Double Orange: Not Your Average IPA #BrewedAwakening
This week I was in Halifax for the Great Canadian Kitchen Party (a fundraiser for Nova Scotia athletes, and the local qualifying event for the Canadian Culinary Championships). I was one of the wine and beer judges (congrats to Blomidon for winning best beverage for their 2014 Blanc de Noir). I also got to judge some of Stillwell and Two Crows‘ more interesting brews (the Stillwell Make 1, 2 is an authentic Farmhouse Ale, and 2 Crows’ Fantacity dry hopped wit is simply delicious), as well as some good stuff from Yarmouth’s Heritage.
While in the city, I also had a chance to pop into a couple of popular breweries with tap rooms, Unfiltered and Good Robot , both cool spots, filled with happy drinkers on a Friday night.

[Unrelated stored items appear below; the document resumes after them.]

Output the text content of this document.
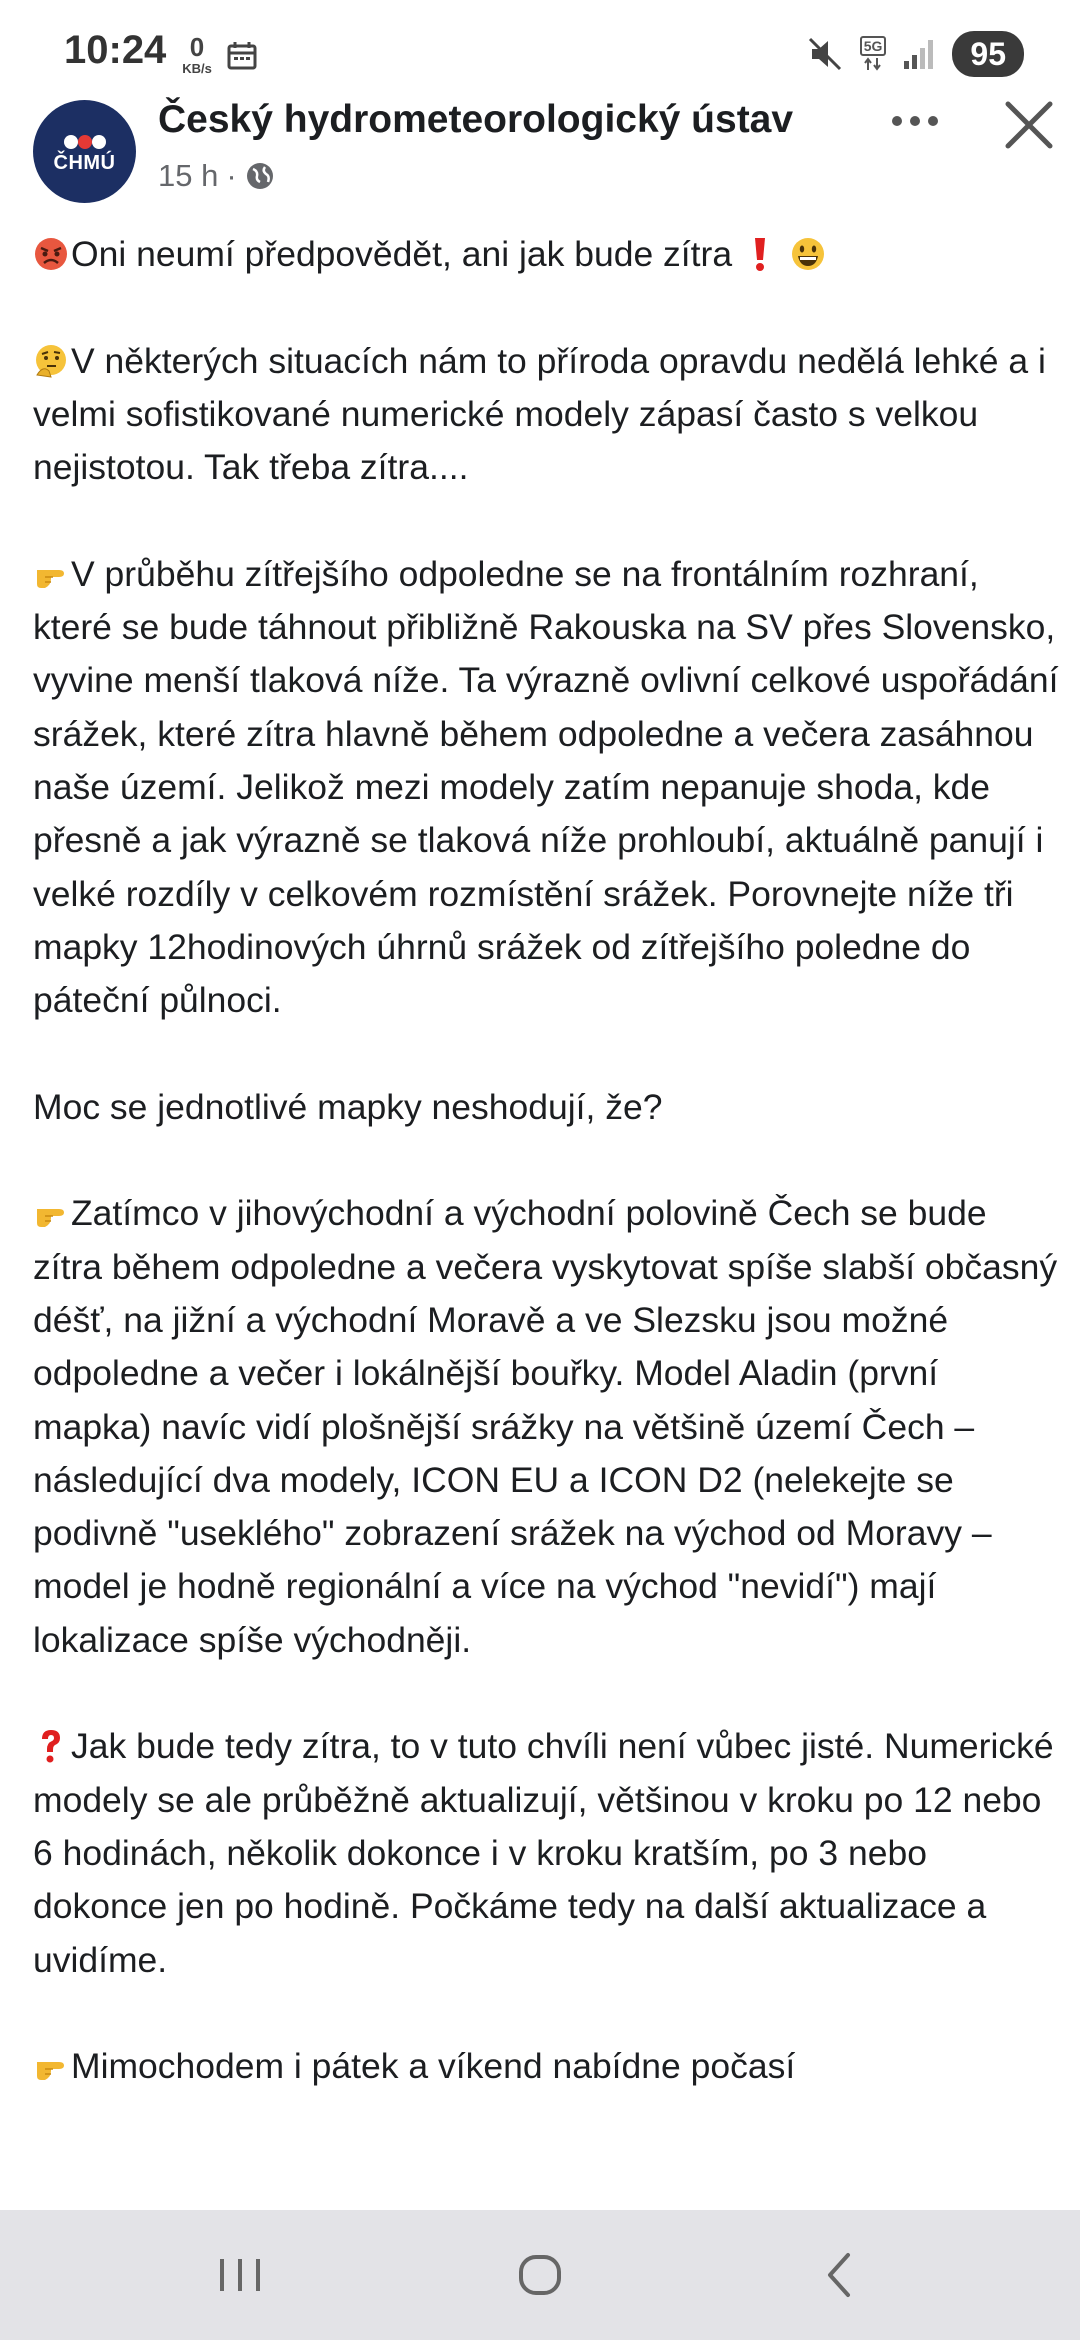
10:24 0
KB/s
5G	95
ČHMÚ
Český hydrometeorologický ústav
15 h ·

Oni neumí předpovědět, ani jak bude zítra

V některých situacích nám to příroda opravdu nedělá lehké a i velmi sofistikované numerické modely zápasí často s velkou nejistotou. Tak třeba zítra....

V průběhu zítřejšího odpoledne se na frontálním rozhraní, které se bude táhnout přibližně Rakouska na SV přes Slovensko, vyvine menší tlaková níže. Ta výrazně ovlivní celkové uspořádání srážek, které zítra hlavně během odpoledne a večera zasáhnou naše území. Jelikož mezi modely zatím nepanuje shoda, kde přesně a jak výrazně se tlaková níže prohloubí, aktuálně panují i velké rozdíly v celkovém rozmístění srážek. Porovnejte níže tři mapky 12hodinových úhrnů srážek od zítřejšího poledne do páteční půlnoci.

Moc se jednotlivé mapky neshodují, že?

Zatímco v jihovýchodní a východní polovině Čech se bude zítra během odpoledne a večera vyskytovat spíše slabší občasný déšť, na jižní a východní Moravě a ve Slezsku jsou možné odpoledne a večer i lokálnější bouřky. Model Aladin (první mapka) navíc vidí plošnější srážky na většině území Čech – následující dva modely, ICON EU a ICON D2 (nelekejte se podivně "useklého" zobrazení srážek na východ od Moravy – model je hodně regionální a více na východ "nevidí") mají lokalizace spíše východněji.

Jak bude tedy zítra, to v tuto chvíli není vůbec jisté. Numerické modely se ale průběžně aktualizují, většinou v kroku po 12 nebo 6 hodinách, několik dokonce i v kroku kratším, po 3 nebo dokonce jen po hodině. Počkáme tedy na další aktualizace a uvidíme.

Mimochodem i pátek a víkend nabídne počasí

Although I have a reputation as “that guy who hates IPAs,” it’s far from true. I just want balance and variety, so I don’t like pubs that have a tap list that is 90% IPA and DIPA, with no regular strength beers with IBUs under 40. But I do enjoy a really good, well balanced IPA, and that brings me to Unfiltered’s Double Orange.
This IPA is legendary in Atlantic beer circles and it gets around; I taste it sometimes in Saint John at Pepper’s Pub. So it was nice to try it at the source for a change. Brewer Greg Nash is famous for making hop forward beers that have a nice malt balance as well as persistent bitterness that doesn’t destroy your mouth. As explained here Double Orange does not actually contain oranges, although the citra hop driven aromatics and palate might convince one otherwise. As they say on the site, “And we used a proprietary colour and flavour development technique. (Maybe Nash will tell you about it. And maybe he won’t.)” I have heard the story, and it involves melanoidin development, but that’s too technical to bother with here.
Suffice it to say that the beer looks kind of orange, tastes and smells of orange, and is delicious.